本件は表面的にはフランスが反対したという形を取ったが、NATO加盟国には日本に対して同じ感想を持つ国が多いことは容易に想像できる。当たり前だが、彼らは日本との軍事協力を必要以上に深めて、東アジアで余計な戦線を持ち、中国共産党を刺激し中国市場と中国資本を失うほどお人好しではない。 岸田政権がロシアだけでなくグローバルサウス全体にまで説教をする態度をとり、全力でウクライナ支援にのめりこんでいるのとは対照的な冷徹ぶりだ。

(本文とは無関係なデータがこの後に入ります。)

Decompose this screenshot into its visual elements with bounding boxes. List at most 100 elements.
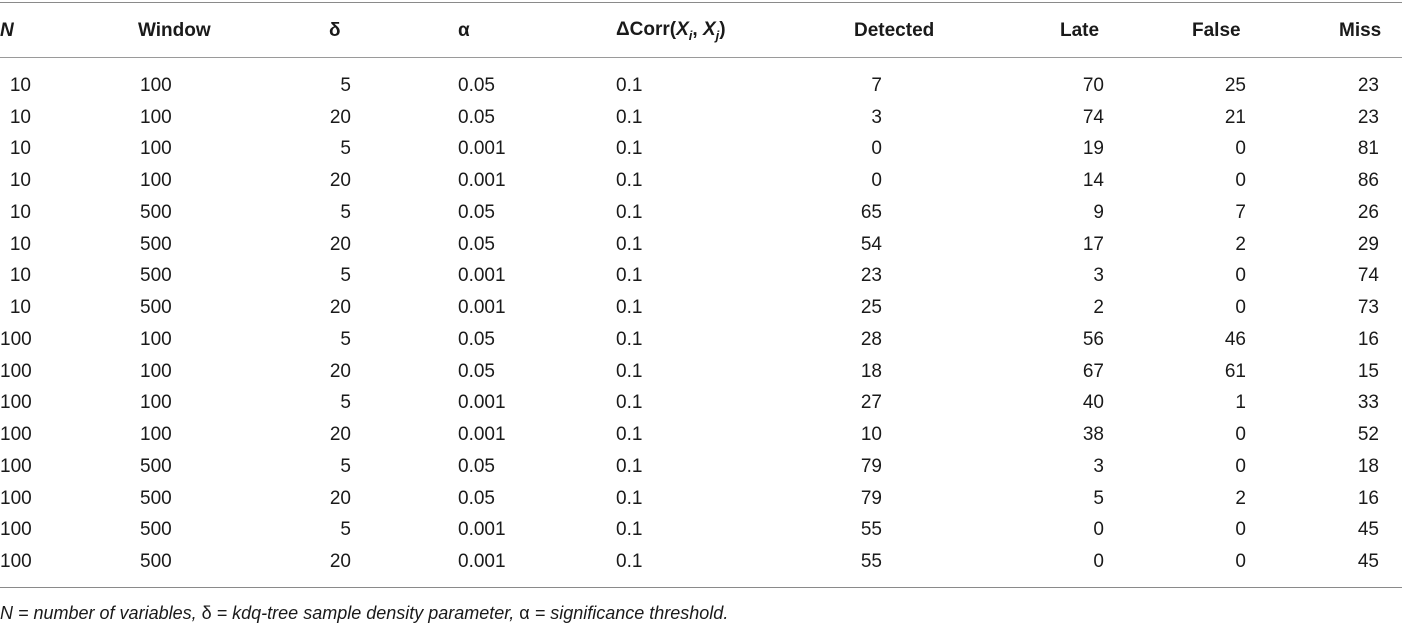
cell-detected: 3 [871, 106, 882, 128]
header-alpha: α [458, 19, 470, 41]
table-row: 100 500 5 0.001 0.1 55 0 0 45 [0, 515, 1402, 547]
cell-n: 100 [0, 519, 32, 541]
cell-delta-corr: 0.1 [616, 201, 643, 223]
cell-miss: 81 [1357, 138, 1379, 160]
cell-detected: 55 [860, 551, 882, 573]
cell-delta: 5 [340, 74, 351, 96]
table-row: 10 100 5 0.05 0.1 7 70 25 23 [0, 70, 1402, 102]
cell-window: 500 [140, 519, 172, 541]
table-row: 10 500 5 0.05 0.1 65 9 7 26 [0, 197, 1402, 229]
cell-false: 0 [1235, 138, 1246, 160]
cell-n: 100 [0, 392, 32, 414]
header-delta-corr: ΔCorr(Xi, Xj) [616, 18, 726, 43]
header-miss: Miss [1339, 19, 1382, 41]
cell-delta: 20 [329, 424, 351, 446]
cell-window: 100 [140, 74, 172, 96]
cell-late: 5 [1093, 487, 1104, 509]
cell-n: 10 [9, 138, 31, 160]
cell-miss: 73 [1357, 297, 1379, 319]
cell-detected: 79 [860, 487, 882, 509]
cell-delta-corr: 0.1 [616, 519, 643, 541]
cell-delta: 20 [329, 360, 351, 382]
cell-delta: 5 [340, 455, 351, 477]
cell-alpha: 0.001 [458, 138, 506, 160]
cell-detected: 0 [871, 170, 882, 192]
cell-alpha: 0.05 [458, 233, 495, 255]
cell-window: 100 [140, 392, 172, 414]
cell-n: 10 [9, 265, 31, 287]
cell-late: 67 [1082, 360, 1104, 382]
cell-delta: 20 [329, 551, 351, 573]
cell-delta-corr: 0.1 [616, 233, 643, 255]
cell-window: 100 [140, 138, 172, 160]
cell-window: 100 [140, 328, 172, 350]
cell-miss: 45 [1357, 519, 1379, 541]
header-n: N [0, 19, 14, 41]
cell-miss: 33 [1357, 392, 1379, 414]
cell-late: 70 [1082, 74, 1104, 96]
cell-alpha: 0.001 [458, 551, 506, 573]
cell-delta: 5 [340, 265, 351, 287]
cell-delta: 20 [329, 106, 351, 128]
cell-window: 500 [140, 551, 172, 573]
cell-delta: 5 [340, 138, 351, 160]
cell-delta: 20 [329, 233, 351, 255]
table-top-rule [0, 2, 1402, 3]
cell-miss: 86 [1357, 170, 1379, 192]
cell-delta-corr: 0.1 [616, 392, 643, 414]
cell-alpha: 0.001 [458, 519, 506, 541]
footnote-n-definition: = number of variables, [13, 603, 202, 623]
cell-miss: 29 [1357, 233, 1379, 255]
cell-alpha: 0.05 [458, 455, 495, 477]
cell-window: 500 [140, 233, 172, 255]
cell-n: 100 [0, 455, 32, 477]
cell-delta: 20 [329, 170, 351, 192]
cell-delta: 20 [329, 297, 351, 319]
cell-alpha: 0.05 [458, 360, 495, 382]
cell-alpha: 0.001 [458, 170, 506, 192]
cell-late: 9 [1093, 201, 1104, 223]
table-bottom-rule [0, 587, 1402, 588]
results-table: N Window δ α ΔCorr(Xi, Xj) Detected Late… [0, 0, 1402, 578]
table-row: 100 100 5 0.05 0.1 28 56 46 16 [0, 324, 1402, 356]
cell-window: 100 [140, 106, 172, 128]
cell-detected: 25 [860, 297, 882, 319]
cell-window: 500 [140, 265, 172, 287]
table-row: 10 100 5 0.001 0.1 0 19 0 81 [0, 134, 1402, 166]
cell-alpha: 0.05 [458, 328, 495, 350]
cell-false: 61 [1224, 360, 1246, 382]
cell-detected: 79 [860, 455, 882, 477]
cell-delta: 5 [340, 201, 351, 223]
cell-delta: 5 [340, 519, 351, 541]
cell-n: 100 [0, 487, 32, 509]
footnote-alpha-symbol: α [519, 603, 530, 623]
cell-false: 0 [1235, 170, 1246, 192]
table-row: 10 500 20 0.001 0.1 25 2 0 73 [0, 292, 1402, 324]
cell-false: 0 [1235, 297, 1246, 319]
cell-detected: 28 [860, 328, 882, 350]
cell-window: 500 [140, 201, 172, 223]
cell-alpha: 0.001 [458, 392, 506, 414]
footnote-delta-definition: = kdq-tree sample density parameter, [211, 603, 520, 623]
cell-alpha: 0.001 [458, 265, 506, 287]
cell-alpha: 0.05 [458, 487, 495, 509]
cell-false: 21 [1224, 106, 1246, 128]
cell-n: 100 [0, 551, 32, 573]
cell-delta-corr: 0.1 [616, 106, 643, 128]
cell-n: 100 [0, 328, 32, 350]
cell-delta: 5 [340, 392, 351, 414]
cell-false: 1 [1235, 392, 1246, 414]
cell-miss: 26 [1357, 201, 1379, 223]
cell-alpha: 0.05 [458, 201, 495, 223]
cell-detected: 54 [860, 233, 882, 255]
table-row: 10 500 20 0.05 0.1 54 17 2 29 [0, 229, 1402, 261]
header-row: N Window δ α ΔCorr(Xi, Xj) Detected Late… [0, 0, 1402, 58]
cell-delta-corr: 0.1 [616, 551, 643, 573]
cell-false: 0 [1235, 265, 1246, 287]
table-body: 10 100 5 0.05 0.1 7 70 25 23 10 100 20 0.05 0.1 3 74 21 2… [0, 58, 1402, 578]
cell-false: 0 [1235, 519, 1246, 541]
header-late: Late [1060, 19, 1100, 41]
cell-late: 0 [1093, 551, 1104, 573]
cell-delta-corr: 0.1 [616, 265, 643, 287]
cell-miss: 45 [1357, 551, 1379, 573]
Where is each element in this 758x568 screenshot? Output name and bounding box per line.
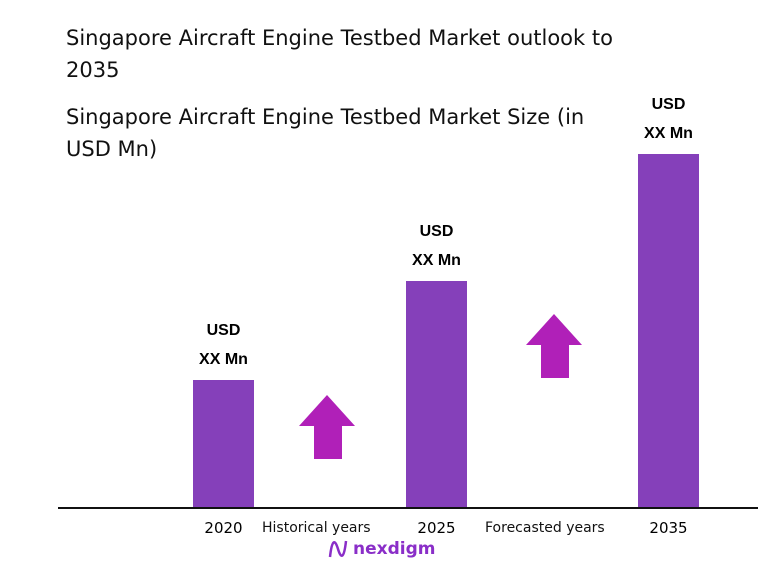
- nexdigm-logo-icon: [328, 540, 348, 558]
- bar-2020: [193, 379, 254, 507]
- data-label-value: XX Mn: [412, 252, 461, 270]
- chart-subtitle: Singapore Aircraft Engine Testbed Market…: [66, 105, 585, 161]
- chart-title: Singapore Aircraft Engine Testbed Market…: [66, 26, 613, 82]
- data-label-currency: USD: [651, 96, 686, 113]
- data-label-value: XX Mn: [199, 350, 248, 368]
- bar-2025: [406, 281, 467, 507]
- data-label-value: XX Mn: [644, 125, 693, 142]
- data-label-currency: USD: [419, 223, 454, 241]
- period-label-forecasted: Forecasted years: [485, 520, 605, 536]
- growth-arrow-icon: [299, 395, 355, 459]
- brand-name: nexdigm: [353, 539, 436, 559]
- x-tick-label: 2035: [649, 519, 688, 537]
- data-label-currency: USD: [206, 321, 241, 339]
- x-axis: [58, 507, 758, 509]
- nexdigm-logo: nexdigm: [327, 537, 435, 561]
- x-tick-label: 2020: [204, 519, 243, 537]
- period-label-historical: Historical years: [262, 520, 371, 536]
- growth-arrow-icon: [526, 314, 582, 378]
- x-tick-label: 2025: [417, 519, 456, 537]
- bar-2035: [638, 154, 699, 507]
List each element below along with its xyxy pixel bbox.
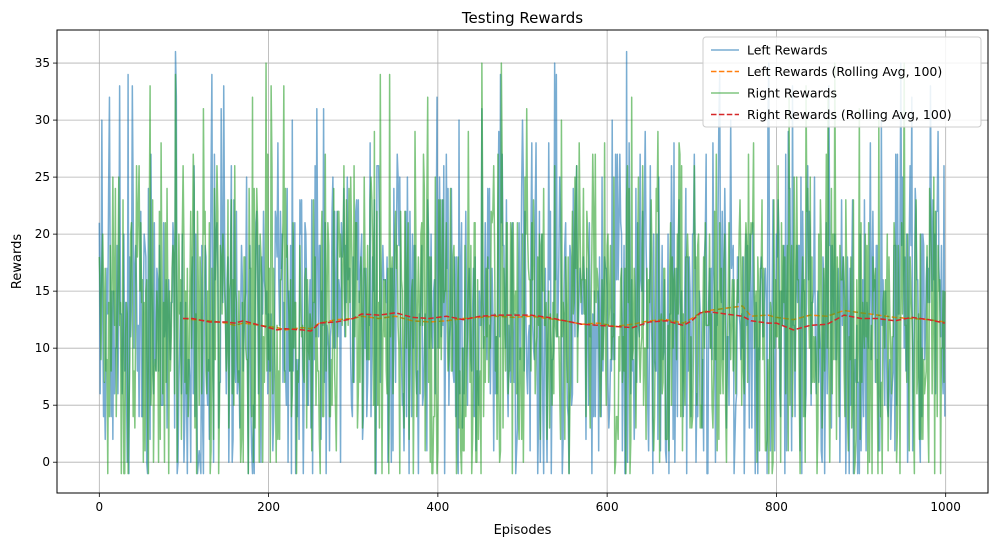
x-tick-label: 600 [596,500,619,514]
legend-label: Left Rewards (Rolling Avg, 100) [747,64,942,79]
series-line-3 [98,62,946,475]
y-tick-label: 30 [35,113,50,127]
legend-label: Right Rewards [747,86,837,101]
legend-label: Right Rewards (Rolling Avg, 100) [747,107,952,122]
x-tick-label: 0 [95,500,103,514]
x-tick-label: 400 [426,500,449,514]
x-axis-label: Episodes [494,523,552,538]
y-tick-label: 25 [35,170,50,184]
legend-frame [702,36,982,128]
y-tick-label: 35 [35,56,50,70]
y-tick-label: 10 [35,341,50,355]
x-tick-label: 1000 [930,500,961,514]
y-axis-label: Rewards [10,234,25,289]
y-tick-label: 20 [35,227,50,241]
y-tick-label: 0 [42,455,50,469]
axes: 0 200 400 600 800 1000 0 5 10 15 20 25 30 35 [35,56,961,514]
series-line-4 [183,310,945,332]
y-tick-label: 5 [42,398,50,412]
plot-frame [56,29,989,494]
y-tick-label: 15 [35,284,50,298]
x-tick-label: 800 [765,500,788,514]
legend: Left Rewards Left Rewards (Rolling Avg, 1… [702,36,982,128]
legend-label: Left Rewards [747,43,828,58]
x-tick-label: 200 [257,500,280,514]
chart-title: Testing Rewards [461,9,583,27]
series-layer [98,50,946,475]
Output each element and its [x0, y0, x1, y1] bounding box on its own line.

しかも、ドイツとポーランドは今年6月までドルジバパイプライン経由でロシアのエネルギーを輸入しており、6月以降も第三国のエネルギーをロシア経由で輸入している。 また現在のドイツはイランからエネルギーを輸入しているが、その利益はイラン製自爆ドローンの量産に使われ、ロシアに供与されてウクライナ市民を殺害している。こうした冷徹でリアリスティックな姿勢や考え方が日本政府や日本人にはないのは大きな問題だ。

さらに、岸田政権はバイデン政権や欧州諸国の方針に過剰に合わせることで、何かを得るどころか、本来得るべきであった重要な信頼を失っている。それはグローバルサウスの国々からの信頼だ。

グローバルサウスとの関係:日本の外交の新たな焦点

これらの国の欧米やロシアに対するアプローチは、まったく日本政府とは違うからだ。 国連の発表では、2023年度中にインドが中国を抜いて世界1位となる。しかし、今後、人口が増える国はインドだけではない。インド、ナイジェリア、パキスタン、インドネシア、エジプト、を筆頭にグローバルサウスの国々が経済力上昇を背景とした生活環境の改善を通じて人口爆発を起こしている。東南アジア、南アジア、中南米だけでなく、アフリカからも大量の中間層が形成されることで、地球の南北のバランスは大きく変わることになるだろう。そしてこれらの国々の中ではすでに人々の収入が、日本人を大きく抜いている国も出始めている。

こうしたことの認識も日本政府にはない。 グローバルサウスの国々は、ウクライナ戦争がもたらす資源高・食料高を必ずしも望んでおらず、対ロシアの政策においてまったく欧州諸国を支持していない。国連で反戦決議を取れば賛成するものの、経済制裁に参加していないことからもこれは明らかだ。ロシアの行為を否定することと、経済制裁に参加せず自国民の経済を守ることは両立するということだ。 さらに、文化的・政治的に保守的な国も多く、バイデン政権や欧州諸国が押し付ける過剰にリベラルな価値観を受け入れることは決してない。